Elle fait partie, avec celles de Russin et de La Plaine, de l’établissement scolaire du Mandement. « Cinq adultes officient comme enseignants », précise Vivienne Wälti, maîtresse responsable du site. Enseignante depuis 1992 dans le village, elle y a grandi en suivant les classes à Dardagny, Russin et La Plaine et connait donc bien les habitants de la commune.

« Quand j’ai appris qu’un poste était libre à l’école de Dardagny, j’ai d’abord été réticente, mais on m’a convaincue de postuler et je n’en suis plus partie », souligne-t-elle.

« Avec mes collègues, nous défendons les mêmes valeurs, les mêmes attentes et faisons respecter des règles identiques. »

Entre enseignants, la règle est au décloisonnement des classes qui sont à plusieurs degrés, les grands aident tout naturellement les plus petits. Ce mode de fonctionnement est aussi favorisé par des permutations des élèves et enseignants entre les classes. « Cela débouche sur une équipe bien soudée. On se serre les coudes pour régler les problèmes en commun », ajoute Vivienne Wälti.

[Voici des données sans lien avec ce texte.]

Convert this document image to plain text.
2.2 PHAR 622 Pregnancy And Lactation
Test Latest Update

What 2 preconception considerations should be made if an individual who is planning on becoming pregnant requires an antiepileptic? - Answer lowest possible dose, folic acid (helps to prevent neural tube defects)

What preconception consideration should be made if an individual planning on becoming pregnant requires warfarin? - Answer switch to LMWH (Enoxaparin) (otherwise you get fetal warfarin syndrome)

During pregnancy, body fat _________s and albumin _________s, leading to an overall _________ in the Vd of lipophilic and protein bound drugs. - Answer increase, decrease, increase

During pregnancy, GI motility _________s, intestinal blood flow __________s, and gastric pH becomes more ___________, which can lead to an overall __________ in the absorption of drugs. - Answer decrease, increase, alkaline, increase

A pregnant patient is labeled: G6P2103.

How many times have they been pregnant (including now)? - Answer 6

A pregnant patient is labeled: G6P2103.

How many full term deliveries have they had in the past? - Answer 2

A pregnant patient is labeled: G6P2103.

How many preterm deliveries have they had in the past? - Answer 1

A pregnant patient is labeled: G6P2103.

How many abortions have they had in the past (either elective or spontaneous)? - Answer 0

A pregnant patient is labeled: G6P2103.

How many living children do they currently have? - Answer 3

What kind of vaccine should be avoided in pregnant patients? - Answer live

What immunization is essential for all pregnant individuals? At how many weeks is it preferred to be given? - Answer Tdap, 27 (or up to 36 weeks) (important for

Les conseils de classe renforcent encore ce bon vivre ensemble. « L’important est que chaque élève participe activement à la vie de l’école et y soit bien intégré. En ville, ce n’est pas le même métier, même si l’on a aussi dans la commune des enfants qui arrivent de la ville et de pays en guerre. » Elle admet bien volontiers devoir parfois gérer des conflits, mais la bonne cohésion qui règne entre enfants et maîtres facilite leur résolution.

La proximité et les contacts avec la mairie située un étage plus haut facilitent aussi la résolution des petites anicroches de la vie communautaire dans le même bâtiment. « Elle est très réceptive quand il s’agit de nous soutenir », explique Vivienne Wälti. Cette ambiance agréable lui fait dire que pour rien au monde, elle ne changerait d’école.